Let a copy of this Decision be furnished the Superintendent, Correctional Institution for Women, Mandaluyong City, for immediate implementation. The Superintendent of the Correctional Institution for Women is directed to report the action she has taken to this Court within five (5) days from receipt of this Decision.

SO ORDERED.

Carpio, (Chairperson), Del Castillo, Villarama, Jr.,* and Leonen, JJ., concur.


* Designated as Acting Member in lieu of Associate Justice Jose C. Mendoza, per raffle dated July 6, 2015.

[1] Rollo, pp. 2-7; penned by Associate Justice Ramon Bato, Jr., and concurred in by Associate Justice Conrado M. Vasquez, Jr. and Associate Justice Jose C. Mendoza (now a member of this Court).

[2] CA rollo, pp. 104-112. In this Joint Decision, the RTC also acquitted the appellant in Criminal Case No. Q-03-114919 (possession of dangerous drugs) for insufficiency of evidence.

[3] Sale, Trading, Administration, Dispensation, Delivery, Distribution and Transportation of Dangerous Drugs and/or Controlled Precursors and Essential Chemicals.

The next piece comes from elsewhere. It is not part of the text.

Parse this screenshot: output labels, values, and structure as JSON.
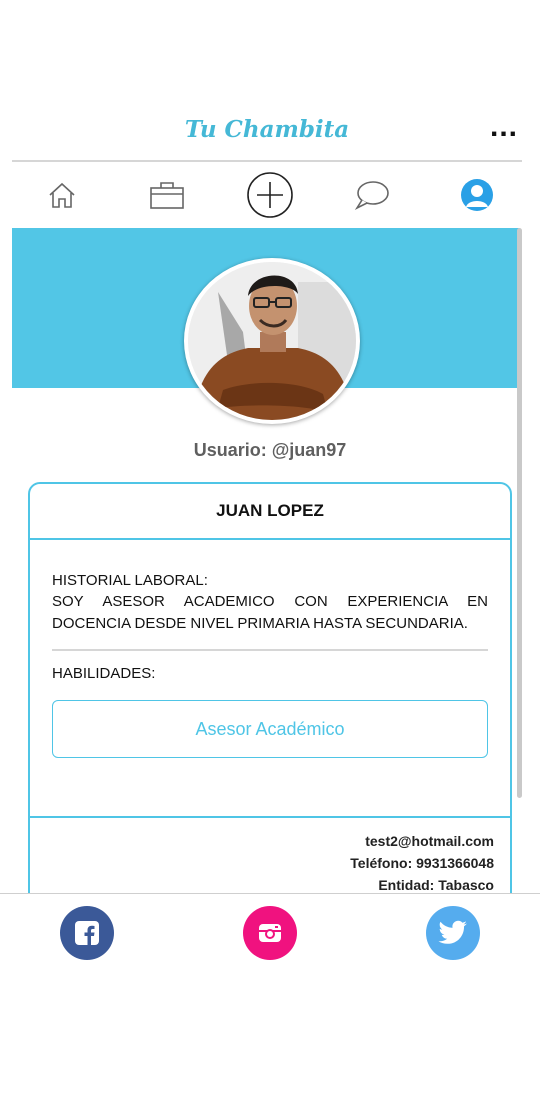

[4] Possession of Dangerous Drugs.

[5] That he is a Forensic Chemical Officer of the Philippine National Police, Crime Laboratory, Camp Crame, Quezon City. That while performing his duties and functions, he received a request for laboratory examination together with the specimen for examination. After receiving the same, he recorded it in the logbook and proceeded to the physical, chemical, and confirmatory test. After which, he was able to determine the specimen as methylamphetamine hydrochloride, a dangerous drug. After his examination, he put his markings on the sachet and placed it in the improvised envelope where he put his markings and forwarded it to the evidence custodian and retrieved it for presenting at the hearing.

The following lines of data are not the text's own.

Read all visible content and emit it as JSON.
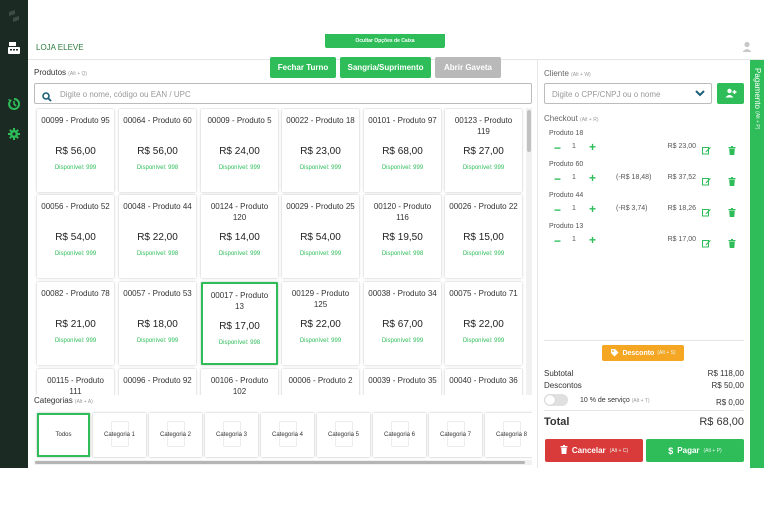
{
  "app": {
    "store_name": "LOJA ELEVE",
    "hide_cash_options": "Ocultar Opções de Caixa"
  },
  "cash_actions": [
    {
      "label": "Fechar Turno",
      "color": "#2ebd59"
    },
    {
      "label": "Sangria/Suprimento",
      "color": "#2ebd59"
    },
    {
      "label": "Abrir Gaveta",
      "color": "#b9b9b9"
    }
  ],
  "produtos": {
    "label": "Produtos",
    "hint": "(Alt + Q)",
    "search_placeholder": "Digite o nome, código ou EAN / UPC"
  },
  "products": [
    {
      "name": "00099 - Produto 95",
      "price": "R$ 56,00",
      "stock": "Disponível: 999"
    },
    {
      "name": "00064 - Produto 60",
      "price": "R$ 56,00",
      "stock": "Disponível: 998"
    },
    {
      "name": "00009 - Produto 5",
      "price": "R$ 24,00",
      "stock": "Disponível: 999"
    },
    {
      "name": "00022 - Produto 18",
      "price": "R$ 23,00",
      "stock": "Disponível: 999"
    },
    {
      "name": "00101 - Produto 97",
      "price": "R$ 68,00",
      "stock": "Disponível: 999"
    },
    {
      "name": "00123 - Produto 119",
      "price": "R$ 27,00",
      "stock": "Disponível: 999"
    },
    {
      "name": "00056 - Produto 52",
      "price": "R$ 54,00",
      "stock": "Disponível: 999"
    },
    {
      "name": "00048 - Produto 44",
      "price": "R$ 22,00",
      "stock": "Disponível: 998"
    },
    {
      "name": "00124 - Produto 120",
      "price": "R$ 14,00",
      "stock": "Disponível: 999"
    },
    {
      "name": "00029 - Produto 25",
      "price": "R$ 54,00",
      "stock": "Disponível: 999"
    },
    {
      "name": "00120 - Produto 116",
      "price": "R$ 19,50",
      "stock": "Disponível: 998"
    },
    {
      "name": "00026 - Produto 22",
      "price": "R$ 15,00",
      "stock": "Disponível: 999"
    },
    {
      "name": "00082 - Produto 78",
      "price": "R$ 21,00",
      "stock": "Disponível: 999"
    },
    {
      "name": "00057 - Produto 53",
      "price": "R$ 18,00",
      "stock": "Disponível: 999"
    },
    {
      "name": "00017 - Produto 13",
      "price": "R$ 17,00",
      "stock": "Disponível: 998",
      "selected": true
    },
    {
      "name": "00129 - Produto 125",
      "price": "R$ 22,00",
      "stock": "Disponível: 999"
    },
    {
      "name": "00038 - Produto 34",
      "price": "R$ 67,00",
      "stock": "Disponível: 999"
    },
    {
      "name": "00075 - Produto 71",
      "price": "R$ 22,00",
      "stock": "Disponível: 999"
    },
    {
      "name": "00115 - Produto 111",
      "price": "",
      "stock": ""
    },
    {
      "name": "00096 - Produto 92",
      "price": "",
      "stock": ""
    },
    {
      "name": "00106 - Produto 102",
      "price": "",
      "stock": ""
    },
    {
      "name": "00006 - Produto 2",
      "price": "",
      "stock": ""
    },
    {
      "name": "00039 - Produto 35",
      "price": "",
      "stock": ""
    },
    {
      "name": "00040 - Produto 36",
      "price": "",
      "stock": ""
    }
  ],
  "categorias": {
    "label": "Categorias",
    "hint": "(Alt + A)"
  },
  "categories": [
    "Todos",
    "Categoria 1",
    "Categoria 2",
    "Categoria 3",
    "Categoria 4",
    "Categoria 5",
    "Categoria 6",
    "Categoria 7",
    "Categoria 8"
  ],
  "cliente": {
    "label": "Cliente",
    "hint": "(Alt + W)",
    "placeholder": "Digite o CPF/CNPJ ou o nome"
  },
  "checkout": {
    "label": "Checkout",
    "hint": "(Alt + R)"
  },
  "cart": [
    {
      "name": "Produto 18",
      "qty": "1",
      "discount": "",
      "total": "R$ 23,00"
    },
    {
      "name": "Produto 60",
      "qty": "1",
      "discount": "(-R$ 18,48)",
      "total": "R$ 37,52"
    },
    {
      "name": "Produto 44",
      "qty": "1",
      "discount": "(-R$ 3,74)",
      "total": "R$ 18,26"
    },
    {
      "name": "Produto 13",
      "qty": "1",
      "discount": "",
      "total": "R$ 17,00"
    }
  ],
  "discount_button": {
    "label": "Desconto",
    "hint": "(Alt + S)"
  },
  "summary": {
    "subtotal_label": "Subtotal",
    "subtotal": "R$ 118,00",
    "descontos_label": "Descontos",
    "descontos": "R$ 50,00",
    "servico_label": "10 % de serviço",
    "servico_hint": "(Alt + T)",
    "servico": "R$ 0,00",
    "total_label": "Total",
    "total": "R$ 68,00"
  },
  "buttons": {
    "cancel_label": "Cancelar",
    "cancel_hint": "(Alt + C)",
    "pay_label": "Pagar",
    "pay_hint": "(Alt + P)"
  },
  "payment_tab": {
    "label": "Pagamento",
    "hint": "(Alt + P)"
  },
  "colors": {
    "accent": "#2ebd59",
    "danger": "#d93a3a",
    "warning": "#f5a623",
    "nav": "#1c2a24"
  }
}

[6] TSN, April 4, 2006, p. 2; see also Joint Affidavit of Arrest, Records, p. 5.

[7] Id. at 4.

[8] Id. at 5-6; Records, p. 5.

[9] CA Decision, CA rollo, p. 90.

[10] Id. at 12-20.

[11] People v. Denoman, G.R. No. 171732, August 14, 2009, 596 SCRA 257, 267.

[12] See People v. Alejandro, G.R. No. 176350, August 10, 2011, 655 SCRA 279, 289-290.

[13] TSN, April 4, 2006, p. 5.

[14] Id. at 6.

[15] 590 Phil. 214, 241 (2008), citations omitted.

[16] The Court held in People v. Resurreccion (G.R. No. 186380, October 12, 2009, 603 SCRA 510) that "marking" upon immediate confiscation contemplates even marking at the nearest police station or office of the apprehending team.

[17] G.R. No. 200915, February 12, 2014.

[18] Records, p. 70.

[19] G.R. No. 186455, November 19, 2014.

[20] See People of the Philippines v. Jerry Caranto y Propeta, G.R. No. 193768, March 5, 2014.

[21] Supra note 12, at 298, citing People v. Cantalejo, G.R. No. 182790, April 24, 2009, 586 SCRA 777, 783.

[22] People v. Pagaduan, G.R. No. 179029, August 9, 2010, 627 SCRA 308, 326-327.